Key distinctions are Kelsey’s inclusion of spending on email management and online reputation management, categories that Borrell does not include in its roundup of local online ad spending. Indeed, some would consider these closer to production or PR related expenditures.
Kelsey also adds in digital out-of-home spending such as ads seen on the digital monitors in the back of taxicabs – and even what it calls “digital cinema” – the local ads played before film previews at movie theaters.
Borrell doesn’t include those digital out-of-home expenditures in its local online ad spending report. Until now, said Kip Cassino, EVP at Borrell, the research firm has included out-of-home data in its reports. “That will change next year. It usually takes us two years or more to research new media choices before we publically delineate them,” he added.
It’s all reflective of the firms’ mission of tracking a shifting target. “It’s a moving definition,” said Mark Fratrik, VP and chief economist at BIA/Kelsey.
“What we try to make estimates of are advertising spending by businesses that are trying to target local audiences, and geo-target,” he continued.
“This is difficult stuff to do,” said Cassino. For him, the differences between the Kelsey approach and the Borrell approach has a lot to do with semantics. “A lot of it is semantic in that their definition of what is local is very different from ours.”
For instance, while Kelsey might include ad spending from a national advertiser geographically targeting a local market, Borrell may not. Borrell, said Cassino, considers local ad dollars to be those “paid for or generated from, and targeted to that same market.”
The online share of all local ad spending reported by both firms, however, is more on par. Borrell’s report, released earlier this month, states that local online ads will account for 19.7 percent in 2012. Kelsey says it will be 18.9 percent of the local ad market next year.

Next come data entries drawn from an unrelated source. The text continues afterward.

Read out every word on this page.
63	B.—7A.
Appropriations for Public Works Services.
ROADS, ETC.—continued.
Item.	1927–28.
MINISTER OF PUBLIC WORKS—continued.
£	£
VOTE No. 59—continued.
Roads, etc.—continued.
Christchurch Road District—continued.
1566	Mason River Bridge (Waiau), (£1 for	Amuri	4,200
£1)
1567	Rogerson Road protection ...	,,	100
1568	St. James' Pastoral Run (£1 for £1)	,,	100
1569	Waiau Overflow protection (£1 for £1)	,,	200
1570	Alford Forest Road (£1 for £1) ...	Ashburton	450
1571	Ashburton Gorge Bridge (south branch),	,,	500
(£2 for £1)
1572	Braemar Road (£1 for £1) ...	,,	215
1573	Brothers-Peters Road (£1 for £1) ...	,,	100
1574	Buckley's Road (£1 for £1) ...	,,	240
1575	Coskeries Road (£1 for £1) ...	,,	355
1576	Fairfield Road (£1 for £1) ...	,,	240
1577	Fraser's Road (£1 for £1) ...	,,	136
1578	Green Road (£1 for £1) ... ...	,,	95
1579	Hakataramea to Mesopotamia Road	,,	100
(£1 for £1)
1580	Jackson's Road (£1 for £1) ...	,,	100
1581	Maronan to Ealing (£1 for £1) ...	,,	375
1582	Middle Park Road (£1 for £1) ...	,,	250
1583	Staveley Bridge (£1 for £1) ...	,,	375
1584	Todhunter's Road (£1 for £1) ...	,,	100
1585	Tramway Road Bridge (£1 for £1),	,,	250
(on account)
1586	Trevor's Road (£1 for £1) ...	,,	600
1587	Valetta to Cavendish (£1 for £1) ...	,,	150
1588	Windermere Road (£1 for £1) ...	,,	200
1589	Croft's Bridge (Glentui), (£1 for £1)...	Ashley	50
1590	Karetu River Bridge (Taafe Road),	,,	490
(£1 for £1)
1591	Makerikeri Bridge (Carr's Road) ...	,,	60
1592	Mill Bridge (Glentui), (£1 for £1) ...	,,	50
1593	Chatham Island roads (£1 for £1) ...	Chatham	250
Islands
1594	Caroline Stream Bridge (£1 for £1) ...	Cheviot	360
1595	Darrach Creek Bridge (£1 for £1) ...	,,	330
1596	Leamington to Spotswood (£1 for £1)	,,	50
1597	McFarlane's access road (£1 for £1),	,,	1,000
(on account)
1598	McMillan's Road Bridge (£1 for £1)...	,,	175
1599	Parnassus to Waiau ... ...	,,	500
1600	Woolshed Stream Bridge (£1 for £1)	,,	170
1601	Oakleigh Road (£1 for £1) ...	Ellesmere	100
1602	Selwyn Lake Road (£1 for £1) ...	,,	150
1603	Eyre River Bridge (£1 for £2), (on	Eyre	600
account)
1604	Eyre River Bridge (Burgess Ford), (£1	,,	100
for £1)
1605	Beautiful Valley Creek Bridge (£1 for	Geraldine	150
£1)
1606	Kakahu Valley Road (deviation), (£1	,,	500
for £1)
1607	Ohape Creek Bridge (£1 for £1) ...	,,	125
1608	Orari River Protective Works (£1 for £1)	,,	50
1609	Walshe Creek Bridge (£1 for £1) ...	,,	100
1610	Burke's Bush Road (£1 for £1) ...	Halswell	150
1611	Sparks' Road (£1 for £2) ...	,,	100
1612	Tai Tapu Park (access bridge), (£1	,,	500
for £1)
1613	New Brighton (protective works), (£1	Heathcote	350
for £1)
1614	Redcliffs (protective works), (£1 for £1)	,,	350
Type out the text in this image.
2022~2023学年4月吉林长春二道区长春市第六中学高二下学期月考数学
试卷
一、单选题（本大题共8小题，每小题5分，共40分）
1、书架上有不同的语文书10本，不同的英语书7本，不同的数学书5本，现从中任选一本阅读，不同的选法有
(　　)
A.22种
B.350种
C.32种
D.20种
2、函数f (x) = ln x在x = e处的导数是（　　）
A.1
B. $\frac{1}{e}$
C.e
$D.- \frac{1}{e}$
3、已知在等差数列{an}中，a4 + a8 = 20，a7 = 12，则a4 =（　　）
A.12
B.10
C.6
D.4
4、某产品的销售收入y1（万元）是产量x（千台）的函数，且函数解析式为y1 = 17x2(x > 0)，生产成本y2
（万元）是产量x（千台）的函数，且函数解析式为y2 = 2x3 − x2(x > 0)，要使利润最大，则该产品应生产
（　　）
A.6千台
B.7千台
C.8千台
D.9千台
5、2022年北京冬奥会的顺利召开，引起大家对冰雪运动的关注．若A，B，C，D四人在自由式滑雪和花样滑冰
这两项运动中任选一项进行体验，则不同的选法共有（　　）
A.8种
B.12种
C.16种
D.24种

But, in the end, both firms essentially have the same goal; that is to help local media businesses understand the marketplaces in which they operate. “It’s very important for media companies to know their share [of their market] whether they’re offline or online,” said Cassino. Without that information, for instance, a local media firm with 5 percent revenue growth last year may not realize it should have grown more in a local market that grew 10 percent overall.